Mt Snæfellsjökull last erupted 1,800 years ago © kfk, Wikimedia Commons

This part of Iceland’s west coast is filled with majestic sea cliffs, beaches and lush fjords

Snæ-fells-nes merely means ‘snow mountain peninsula’, which it clearly is. Covered in a permanent shield of lumpy ice, Mt Snæfellsjökull (1,446m) is the tallest mountain in the long row of grey peaks that divides the sea between Breiðafjörður and Faxaflói. Rising alone from the water, no other point is so visible from the rest of Iceland as this one majestic volcano.

Be you in Reykjavík or in the West Fjords, a sunny day will grant you a vision of the mountain and its glacier. As you approach the peninsula the view becomes even more astounding, but once you arrive at the base, the mountain disappears – it is too big to see up close. The mystique of Snæfellsnes lies in its remarkable terrain, the energy of the mountains and the legends connected to this place.

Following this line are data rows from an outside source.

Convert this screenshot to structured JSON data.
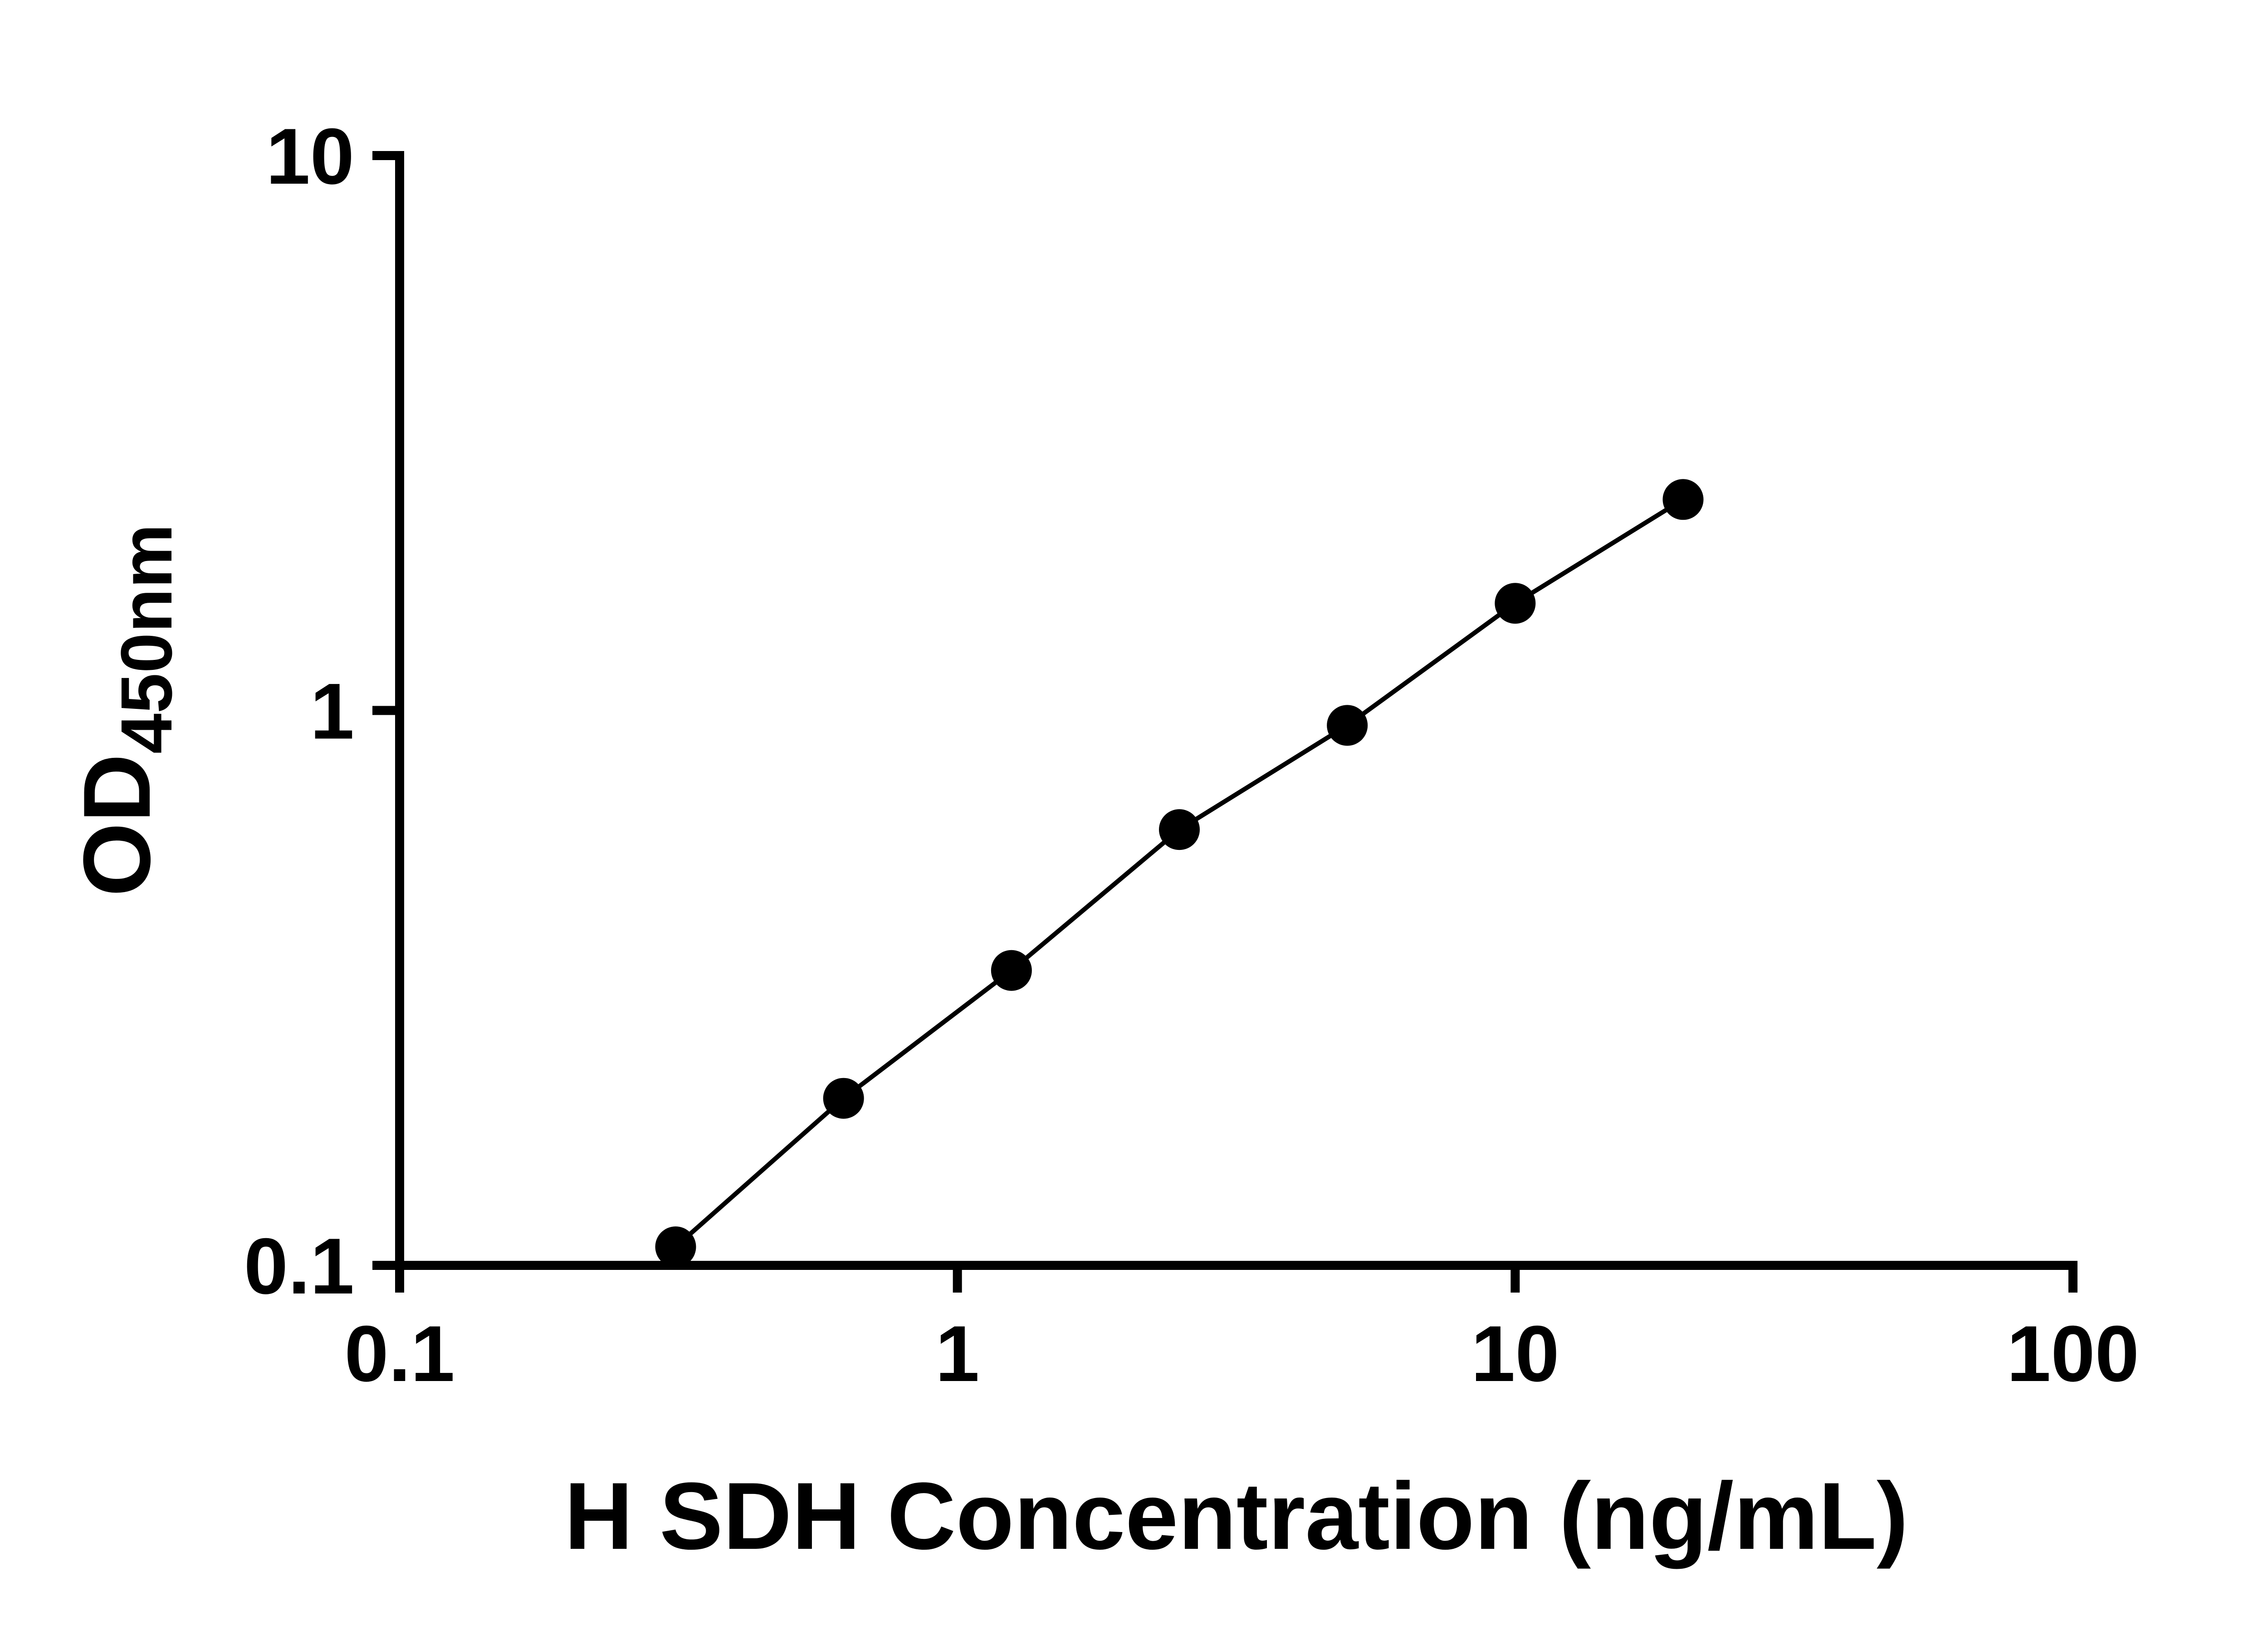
{
  "page": {
    "background": "#ffffff"
  },
  "chart_data": {
    "type": "line",
    "title": "",
    "xlabel": "H SDH Concentration (ng/mL)",
    "ylabel_main": "OD",
    "ylabel_sub": "450nm",
    "x": [
      0.3125,
      0.625,
      1.25,
      2.5,
      5,
      10,
      20
    ],
    "y": [
      0.108,
      0.2,
      0.34,
      0.61,
      0.94,
      1.56,
      2.4
    ],
    "xscale": "log",
    "yscale": "log",
    "xlim": [
      0.1,
      100
    ],
    "ylim": [
      0.1,
      10
    ],
    "xticks": {
      "values": [
        0.1,
        1,
        10,
        100
      ],
      "labels": [
        "0.1",
        "1",
        "10",
        "100"
      ]
    },
    "yticks": {
      "values": [
        0.1,
        1,
        10
      ],
      "labels": [
        "0.1",
        "1",
        "10"
      ]
    },
    "grid": false,
    "legend": null,
    "colors": {
      "line": "#000000",
      "marker": "#000000",
      "axis": "#000000",
      "background": "#ffffff"
    }
  }
}
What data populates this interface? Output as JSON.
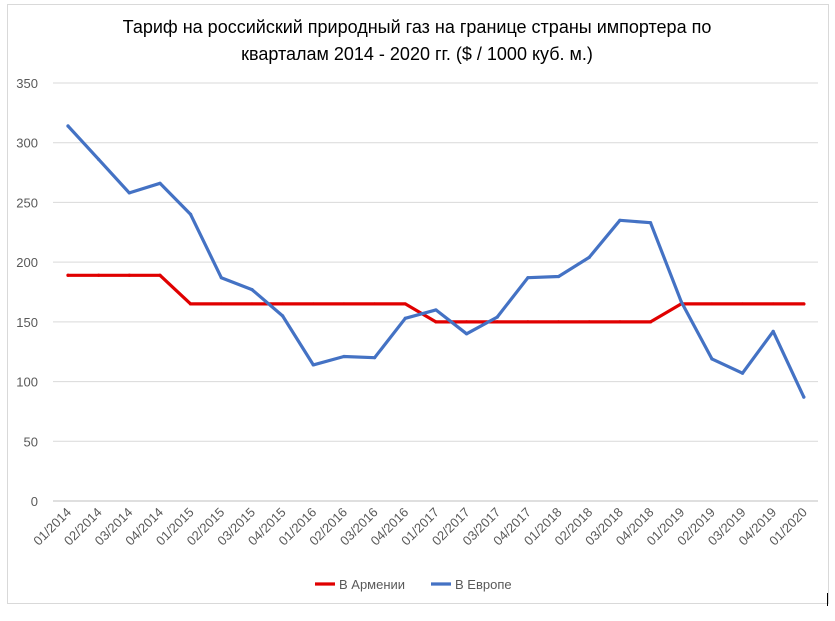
{
  "chart_data": {
    "type": "line",
    "title_lines": [
      "Тариф на российский природный газ на границе страны импортера по",
      "кварталам 2014 - 2020 гг. ($ / 1000 куб. м.)"
    ],
    "xlabel": "",
    "ylabel": "",
    "ylim": [
      0,
      350
    ],
    "yticks": [
      0,
      50,
      100,
      150,
      200,
      250,
      300,
      350
    ],
    "grid": true,
    "legend_position": "bottom",
    "categories": [
      "01/2014",
      "02/2014",
      "03/2014",
      "04/2014",
      "01/2015",
      "02/2015",
      "03/2015",
      "04/2015",
      "01/2016",
      "02/2016",
      "03/2016",
      "04/2016",
      "01/2017",
      "02/2017",
      "03/2017",
      "04/2017",
      "01/2018",
      "02/2018",
      "03/2018",
      "04/2018",
      "01/2019",
      "02/2019",
      "03/2019",
      "04/2019",
      "01/2020"
    ],
    "series": [
      {
        "name": "В Армении",
        "color": "#e00000",
        "values": [
          189,
          189,
          189,
          189,
          165,
          165,
          165,
          165,
          165,
          165,
          165,
          165,
          150,
          150,
          150,
          150,
          150,
          150,
          150,
          150,
          165,
          165,
          165,
          165,
          165
        ]
      },
      {
        "name": "В Европе",
        "color": "#4472c4",
        "values": [
          314,
          286,
          258,
          266,
          240,
          187,
          177,
          155,
          114,
          121,
          120,
          153,
          160,
          140,
          154,
          187,
          188,
          204,
          235,
          233,
          167,
          119,
          107,
          142,
          87
        ]
      }
    ]
  }
}
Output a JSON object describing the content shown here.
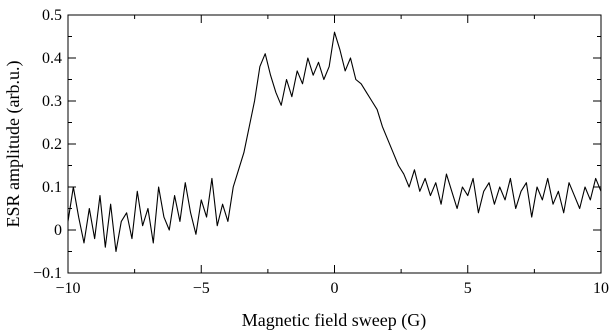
{
  "chart_data": {
    "type": "line",
    "title": "",
    "xlabel": "Magnetic field sweep (G)",
    "ylabel": "ESR amplitude (arb.u.)",
    "xlim": [
      -10,
      10
    ],
    "ylim": [
      -0.1,
      0.5
    ],
    "grid": false,
    "legend": "none",
    "xticks": [
      -10,
      -5,
      0,
      5,
      10
    ],
    "xtick_labels": [
      "−10",
      "−5",
      "0",
      "5",
      "10"
    ],
    "yticks": [
      -0.1,
      0,
      0.1,
      0.2,
      0.3,
      0.4,
      0.5
    ],
    "ytick_labels": [
      "−0.1",
      "0",
      "0.1",
      "0.2",
      "0.3",
      "0.4",
      "0.5"
    ],
    "series": [
      {
        "color": "#000000",
        "x": [
          -10,
          -9.8,
          -9.6,
          -9.4,
          -9.2,
          -9.0,
          -8.8,
          -8.6,
          -8.4,
          -8.2,
          -8.0,
          -7.8,
          -7.6,
          -7.4,
          -7.2,
          -7.0,
          -6.8,
          -6.6,
          -6.4,
          -6.2,
          -6.0,
          -5.8,
          -5.6,
          -5.4,
          -5.2,
          -5.0,
          -4.8,
          -4.6,
          -4.4,
          -4.2,
          -4.0,
          -3.8,
          -3.6,
          -3.4,
          -3.2,
          -3.0,
          -2.8,
          -2.6,
          -2.4,
          -2.2,
          -2.0,
          -1.8,
          -1.6,
          -1.4,
          -1.2,
          -1.0,
          -0.8,
          -0.6,
          -0.4,
          -0.2,
          0.0,
          0.2,
          0.4,
          0.6,
          0.8,
          1.0,
          1.2,
          1.4,
          1.6,
          1.8,
          2.0,
          2.2,
          2.4,
          2.6,
          2.8,
          3.0,
          3.2,
          3.4,
          3.6,
          3.8,
          4.0,
          4.2,
          4.4,
          4.6,
          4.8,
          5.0,
          5.2,
          5.4,
          5.6,
          5.8,
          6.0,
          6.2,
          6.4,
          6.6,
          6.8,
          7.0,
          7.2,
          7.4,
          7.6,
          7.8,
          8.0,
          8.2,
          8.4,
          8.6,
          8.8,
          9.0,
          9.2,
          9.4,
          9.6,
          9.8,
          10.0
        ],
        "y": [
          0.02,
          0.1,
          0.03,
          -0.03,
          0.05,
          -0.02,
          0.08,
          -0.04,
          0.06,
          -0.05,
          0.02,
          0.04,
          -0.02,
          0.09,
          0.01,
          0.05,
          -0.03,
          0.1,
          0.03,
          0.0,
          0.08,
          0.02,
          0.11,
          0.04,
          -0.01,
          0.07,
          0.03,
          0.12,
          0.01,
          0.06,
          0.02,
          0.1,
          0.14,
          0.18,
          0.24,
          0.3,
          0.38,
          0.41,
          0.36,
          0.32,
          0.29,
          0.35,
          0.31,
          0.37,
          0.34,
          0.4,
          0.36,
          0.39,
          0.35,
          0.38,
          0.46,
          0.42,
          0.37,
          0.4,
          0.35,
          0.34,
          0.32,
          0.3,
          0.28,
          0.24,
          0.21,
          0.18,
          0.15,
          0.13,
          0.1,
          0.14,
          0.09,
          0.12,
          0.08,
          0.11,
          0.06,
          0.13,
          0.09,
          0.05,
          0.1,
          0.08,
          0.12,
          0.04,
          0.09,
          0.11,
          0.06,
          0.1,
          0.07,
          0.12,
          0.05,
          0.09,
          0.11,
          0.03,
          0.1,
          0.07,
          0.12,
          0.06,
          0.09,
          0.04,
          0.11,
          0.08,
          0.05,
          0.1,
          0.07,
          0.12,
          0.09
        ]
      }
    ]
  }
}
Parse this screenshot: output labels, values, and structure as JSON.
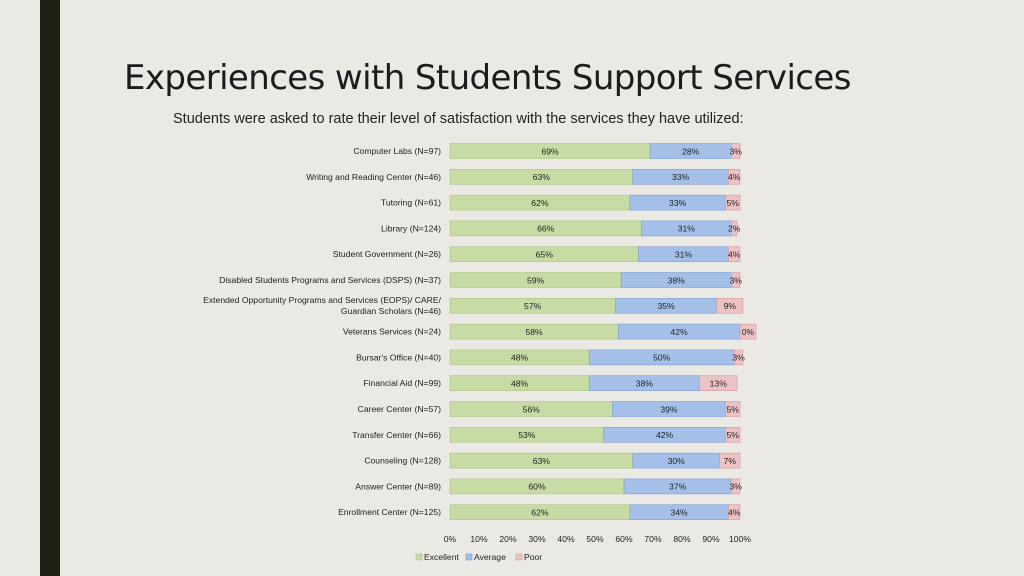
{
  "title": "Experiences with Students Support Services",
  "subtitle": "Students were asked to rate their level of satisfaction with the services they have utilized:",
  "colors": {
    "excellent": "#c6dca4",
    "average": "#a4bfe8",
    "poor": "#ecc2c3"
  },
  "chart_data": {
    "type": "bar",
    "orientation": "horizontal",
    "stacked": true,
    "categories": [
      "Computer Labs (N=97)",
      "Writing and Reading Center (N=46)",
      "Tutoring (N=61)",
      "Library (N=124)",
      "Student Government (N=26)",
      "Disabled Students Programs and Services (DSPS) (N=37)",
      "Extended Opportunity Programs and Services (EOPS)/ CARE/ Guardian Scholars (N=46)",
      "Veterans Services (N=24)",
      "Bursar's Office (N=40)",
      "Financial Aid (N=99)",
      "Career Center (N=57)",
      "Transfer Center (N=66)",
      "Counseling (N=128)",
      "Answer Center (N=89)",
      "Enrollment Center (N=125)"
    ],
    "series": [
      {
        "name": "Excellent",
        "values": [
          69,
          63,
          62,
          66,
          65,
          59,
          57,
          58,
          48,
          48,
          56,
          53,
          63,
          60,
          62
        ]
      },
      {
        "name": "Average",
        "values": [
          28,
          33,
          33,
          31,
          31,
          38,
          35,
          42,
          50,
          38,
          39,
          42,
          30,
          37,
          34
        ]
      },
      {
        "name": "Poor",
        "values": [
          3,
          4,
          5,
          2,
          4,
          3,
          9,
          0,
          3,
          13,
          5,
          5,
          7,
          3,
          4
        ]
      }
    ],
    "xlim": [
      0,
      100
    ],
    "xticks": [
      "0%",
      "10%",
      "20%",
      "30%",
      "40%",
      "50%",
      "60%",
      "70%",
      "80%",
      "90%",
      "100%"
    ],
    "grid": false,
    "legend_position": "bottom"
  }
}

Snæfellsnes seems a determined detour that might feel like going way out on a limb. Anxious tourists often bypass the whole area just to make good distance on the ring road. That is a big mistake, since they are missing a most magnificent place. This long volcanic ridge is a natural paradise with very few people and memorable landscapes. Serious hikers will want to trek any of the many trails, especially those that cross the peninsula – a short distance that ascends some mighty mountains.

Everyone should feel encouraged to experience the national park. It’s a personal favourite among Icelanders and offers a tranquil escape with powerful views. Below the white cap, the sloping lava descends into a rough and desolate landscape of grey-black hills, craters, cliffs, and fields of broken lava rock. This is not some kind of action-packed adventure land at the edge of a volcano. On the contrary, wandering through this lost world feels meditative and ethereal. If anything, Snæfellsjökull is pure silence. It’s gorgeous and serene, so if you have some spare time, be sure to spend it here.